Hey guys, I wrote a program for our assignment, and I'm having only one problem with it. The program is supposed to ask for an integer, find integers divisible by 5 between 1 and the integer you gave, list them, and give the count. My program does this, but for some reason it wont include the number you input.
Like for example, I input the number 20, and the output gives:

Enter a positive integer: 20
15
10
5
0
the count is 4

It wont include the number given, and its not supposed to count '0'. Here's my program:

Code:

#include <stdio.h>

int main(void)
{
	int n;
	int count = 0;
	
	
	printf("Enter a positive integer: ");
	scanf("%d", &n);
{
for(n>1; n-- ;)
if(n%5 == 0){
	printf("%d\n", n);
	count++;}
	printf("The count is %d\n", count);
			

}


}

What am I doing wrong?

[thillai_selvan]

add another condition with n>=5.
So this will not include 0 now.
the corrected code is given below

Code:

int main(void)
{
        int n;
        int count = 0;


        printf("Enter a positive integer: ");
        scanf("%d", &n);
{
for(n>1; n-- ;)
if(n%5 == 0 && n>= 5 ){
        printf("%d\n", n);
        count++;}
        printf("The count is %d\n", count);


}


}

Enter a positive integer: 20
15
10
5
The count is 3

Now the output will be as shown above

[Adak]

If you indented your code, you'd see some of the problems:

Code:

{
for(i = 1, count = 0; i <=n ; i++) {
   if((i%5 == 0) && (i)) {
      count++;
      printf("\n Count is: %d Number Found: %d", count, i);
   }
}

Try that.

Edit: Whoops! See program, below

[sganesh]

I think you are doing wrong in that for loop. I changed that.
And If you want to include the 0 also you can use the condition as n>=0 in the for loop.
Try this code

Code:

#include <stdio.h>

int main(void)
{
        int n;
        int count = 0;


        printf("Enter a positive integer: ");
        scanf("%d", &n);
        {
                for(;n>1; n-- )
                        if(n%5 == 0){
                                printf("%d\n", n);
                                count++;
                        }
                printf("The count is %d\n", count);
        }
}

[Alexander jack]

Thought it is a better solution

Code:

#include <stdio.h>

int main(void)
{
        int n;
        int count = 0;


        printf("Enter a positive integer: ");
        scanf("%d", &n);
{
for(n>1; --n ;)
if(n%5 == 0){
        printf("%d\n", n);
        count++;}
        printf("The count is %d\n", count);


}


}

[jaja009]

Ok, I see where I didnt add in the extra condition in my IF statement to get rid of the 0's. But I'm having problems with the program including 20 with the solutions.
@Adak, I tried that and it didnt seem to work.
@thillai_selvan, thanks that helped a lot.
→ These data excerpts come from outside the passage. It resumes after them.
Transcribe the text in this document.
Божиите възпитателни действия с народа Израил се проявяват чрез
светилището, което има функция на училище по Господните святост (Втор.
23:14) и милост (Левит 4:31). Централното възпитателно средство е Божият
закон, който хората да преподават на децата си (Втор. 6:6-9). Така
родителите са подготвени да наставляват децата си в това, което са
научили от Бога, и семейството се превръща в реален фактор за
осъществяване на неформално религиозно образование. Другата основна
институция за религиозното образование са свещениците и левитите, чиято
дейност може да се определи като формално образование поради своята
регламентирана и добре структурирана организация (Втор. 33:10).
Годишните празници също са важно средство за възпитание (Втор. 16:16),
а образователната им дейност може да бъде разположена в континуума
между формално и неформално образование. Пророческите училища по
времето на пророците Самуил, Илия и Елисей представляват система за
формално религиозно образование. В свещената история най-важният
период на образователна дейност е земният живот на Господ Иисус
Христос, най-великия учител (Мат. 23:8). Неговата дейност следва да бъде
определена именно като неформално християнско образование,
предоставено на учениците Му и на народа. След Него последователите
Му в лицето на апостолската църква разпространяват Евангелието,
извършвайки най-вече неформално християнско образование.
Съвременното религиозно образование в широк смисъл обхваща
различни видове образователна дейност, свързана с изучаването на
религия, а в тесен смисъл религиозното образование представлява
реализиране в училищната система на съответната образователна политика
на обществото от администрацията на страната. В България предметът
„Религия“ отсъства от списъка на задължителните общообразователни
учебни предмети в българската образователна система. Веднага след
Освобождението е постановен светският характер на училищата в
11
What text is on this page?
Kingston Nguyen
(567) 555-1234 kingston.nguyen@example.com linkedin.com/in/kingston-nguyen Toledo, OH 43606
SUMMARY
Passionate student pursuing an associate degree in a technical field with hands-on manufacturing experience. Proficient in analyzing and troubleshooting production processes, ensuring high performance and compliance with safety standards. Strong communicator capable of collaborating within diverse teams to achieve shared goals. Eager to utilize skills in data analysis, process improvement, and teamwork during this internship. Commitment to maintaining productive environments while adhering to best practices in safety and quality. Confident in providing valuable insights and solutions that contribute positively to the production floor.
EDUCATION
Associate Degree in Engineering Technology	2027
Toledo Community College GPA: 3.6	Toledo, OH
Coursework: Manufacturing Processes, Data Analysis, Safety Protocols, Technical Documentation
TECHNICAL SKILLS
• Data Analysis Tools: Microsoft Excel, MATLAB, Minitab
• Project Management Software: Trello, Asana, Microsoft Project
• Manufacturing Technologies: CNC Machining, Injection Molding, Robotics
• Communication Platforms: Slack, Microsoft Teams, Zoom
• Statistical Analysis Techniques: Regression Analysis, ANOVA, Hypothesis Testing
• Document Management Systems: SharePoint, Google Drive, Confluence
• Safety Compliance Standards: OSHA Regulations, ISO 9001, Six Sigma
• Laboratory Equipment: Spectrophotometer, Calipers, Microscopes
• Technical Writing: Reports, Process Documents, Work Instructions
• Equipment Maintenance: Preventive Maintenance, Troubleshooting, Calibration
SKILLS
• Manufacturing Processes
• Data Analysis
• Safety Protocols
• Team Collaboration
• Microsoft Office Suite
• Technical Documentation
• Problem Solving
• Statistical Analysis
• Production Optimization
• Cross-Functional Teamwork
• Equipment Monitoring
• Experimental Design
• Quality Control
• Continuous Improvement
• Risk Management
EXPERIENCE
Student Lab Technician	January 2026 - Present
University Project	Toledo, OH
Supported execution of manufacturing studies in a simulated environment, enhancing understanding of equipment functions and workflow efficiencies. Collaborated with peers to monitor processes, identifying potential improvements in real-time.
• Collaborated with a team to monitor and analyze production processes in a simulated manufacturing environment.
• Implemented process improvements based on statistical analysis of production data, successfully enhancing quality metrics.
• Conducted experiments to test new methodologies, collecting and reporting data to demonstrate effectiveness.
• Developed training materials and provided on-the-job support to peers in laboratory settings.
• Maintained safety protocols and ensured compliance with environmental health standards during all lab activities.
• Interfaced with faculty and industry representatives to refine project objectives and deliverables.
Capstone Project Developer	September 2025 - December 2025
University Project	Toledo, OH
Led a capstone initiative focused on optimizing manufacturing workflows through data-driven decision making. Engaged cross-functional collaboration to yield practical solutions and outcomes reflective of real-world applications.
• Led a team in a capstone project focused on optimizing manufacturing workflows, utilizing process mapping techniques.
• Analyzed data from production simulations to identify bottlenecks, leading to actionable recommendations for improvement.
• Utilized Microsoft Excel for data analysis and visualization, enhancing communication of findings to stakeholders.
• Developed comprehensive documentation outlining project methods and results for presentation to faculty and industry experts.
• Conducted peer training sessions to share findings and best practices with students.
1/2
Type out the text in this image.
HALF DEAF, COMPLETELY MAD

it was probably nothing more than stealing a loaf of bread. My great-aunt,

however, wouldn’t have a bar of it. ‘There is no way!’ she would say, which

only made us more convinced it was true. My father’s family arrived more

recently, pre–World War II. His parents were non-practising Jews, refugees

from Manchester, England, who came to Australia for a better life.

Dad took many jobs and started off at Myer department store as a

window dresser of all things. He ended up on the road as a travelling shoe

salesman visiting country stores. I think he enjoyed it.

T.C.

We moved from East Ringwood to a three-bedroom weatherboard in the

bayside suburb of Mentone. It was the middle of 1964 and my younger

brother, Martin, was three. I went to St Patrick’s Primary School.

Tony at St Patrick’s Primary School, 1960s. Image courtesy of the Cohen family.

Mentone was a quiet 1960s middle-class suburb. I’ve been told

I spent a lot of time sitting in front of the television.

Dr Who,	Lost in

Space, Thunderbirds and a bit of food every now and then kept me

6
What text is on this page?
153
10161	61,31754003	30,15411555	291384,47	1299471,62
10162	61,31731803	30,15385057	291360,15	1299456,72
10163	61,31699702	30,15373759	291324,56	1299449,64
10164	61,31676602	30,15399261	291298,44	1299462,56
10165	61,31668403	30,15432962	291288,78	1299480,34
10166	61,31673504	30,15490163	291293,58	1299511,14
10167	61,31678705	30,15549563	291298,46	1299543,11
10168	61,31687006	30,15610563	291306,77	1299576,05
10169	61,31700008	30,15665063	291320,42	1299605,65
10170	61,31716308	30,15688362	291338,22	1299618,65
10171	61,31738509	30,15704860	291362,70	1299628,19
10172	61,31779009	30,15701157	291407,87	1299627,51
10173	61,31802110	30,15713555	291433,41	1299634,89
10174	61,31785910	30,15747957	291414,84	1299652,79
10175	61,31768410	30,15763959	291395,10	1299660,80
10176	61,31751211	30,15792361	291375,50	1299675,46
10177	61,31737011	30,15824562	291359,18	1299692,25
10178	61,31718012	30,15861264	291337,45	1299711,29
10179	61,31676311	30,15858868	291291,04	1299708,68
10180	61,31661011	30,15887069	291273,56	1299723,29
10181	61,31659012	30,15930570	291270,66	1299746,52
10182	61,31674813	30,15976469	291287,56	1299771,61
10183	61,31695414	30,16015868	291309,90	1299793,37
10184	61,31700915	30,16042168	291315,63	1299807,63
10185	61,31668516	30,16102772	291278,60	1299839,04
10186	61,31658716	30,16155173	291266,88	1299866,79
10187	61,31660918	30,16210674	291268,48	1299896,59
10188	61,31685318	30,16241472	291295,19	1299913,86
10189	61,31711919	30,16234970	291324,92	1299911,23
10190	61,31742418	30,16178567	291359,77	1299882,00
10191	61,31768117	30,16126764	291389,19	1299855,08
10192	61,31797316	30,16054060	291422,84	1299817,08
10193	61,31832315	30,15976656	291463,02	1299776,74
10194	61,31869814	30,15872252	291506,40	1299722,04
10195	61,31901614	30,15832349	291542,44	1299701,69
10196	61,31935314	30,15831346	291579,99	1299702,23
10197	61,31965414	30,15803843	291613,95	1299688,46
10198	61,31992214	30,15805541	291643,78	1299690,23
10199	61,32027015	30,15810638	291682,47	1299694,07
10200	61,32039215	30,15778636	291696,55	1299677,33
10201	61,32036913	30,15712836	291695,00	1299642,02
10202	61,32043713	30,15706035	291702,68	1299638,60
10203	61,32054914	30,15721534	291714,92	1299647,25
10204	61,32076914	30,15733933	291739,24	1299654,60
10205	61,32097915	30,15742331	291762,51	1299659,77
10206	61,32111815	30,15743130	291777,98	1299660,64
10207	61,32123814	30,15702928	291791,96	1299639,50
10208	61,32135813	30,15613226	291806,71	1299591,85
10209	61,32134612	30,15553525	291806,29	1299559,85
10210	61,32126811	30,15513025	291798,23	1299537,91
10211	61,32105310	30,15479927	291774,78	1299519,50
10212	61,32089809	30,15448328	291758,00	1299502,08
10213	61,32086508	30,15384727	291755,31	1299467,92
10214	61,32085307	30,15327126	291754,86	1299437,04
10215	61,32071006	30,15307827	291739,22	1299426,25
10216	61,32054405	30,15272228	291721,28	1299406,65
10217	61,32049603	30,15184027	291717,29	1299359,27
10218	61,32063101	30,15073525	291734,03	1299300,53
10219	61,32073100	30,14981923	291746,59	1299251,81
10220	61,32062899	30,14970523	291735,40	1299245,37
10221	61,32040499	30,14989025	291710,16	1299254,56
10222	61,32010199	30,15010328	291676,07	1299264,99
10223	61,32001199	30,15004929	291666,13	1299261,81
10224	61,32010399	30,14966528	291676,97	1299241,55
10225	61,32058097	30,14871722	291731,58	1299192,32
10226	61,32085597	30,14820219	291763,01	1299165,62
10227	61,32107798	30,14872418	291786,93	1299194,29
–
I'm wondering if my program is going on about this backwards. Would it include 20 if it worked its way up from 1 to the inputted number? I think my program is working down to 1, so its not going to include 20.

[thillai_selvan]

Welcome jaja... According to your query I made a little changes. Hope this will solve your requirement completely.

Code:

int main(void)
{
        int n;
        int count = 0;


        printf("Enter a positive integer: ");
        scanf("%d", &n);
{
for(;n>1; n--)
if(n%5 == 0 && n>= 5 ){
        printf("%d\n", n);
        count++;}
        printf("The count is %d\n", count);


}

}

Try this code. Now this will include your input number also

[Adak]

Code:

#include <stdio.h>

int main(void) {
  int i, n, count;

 
  printf("\n\n Enter a number: ");
  scanf("%d", &n);
  getchar();

  for(i = 1, count = 0; i <=n ; i++) {
    if((i%5 == 0) && (i)) {
      count++;
      printf("\n Count is: %d Number Found: %d", count, i);
    }
  }

  printf("\n\n\t\t\t     press enter when ready");
  getchar();
  return 0;
}

[jaja009]

Hey thanks a lot guys! It works great! I see where I made my mistakes. I was missing a simple ";"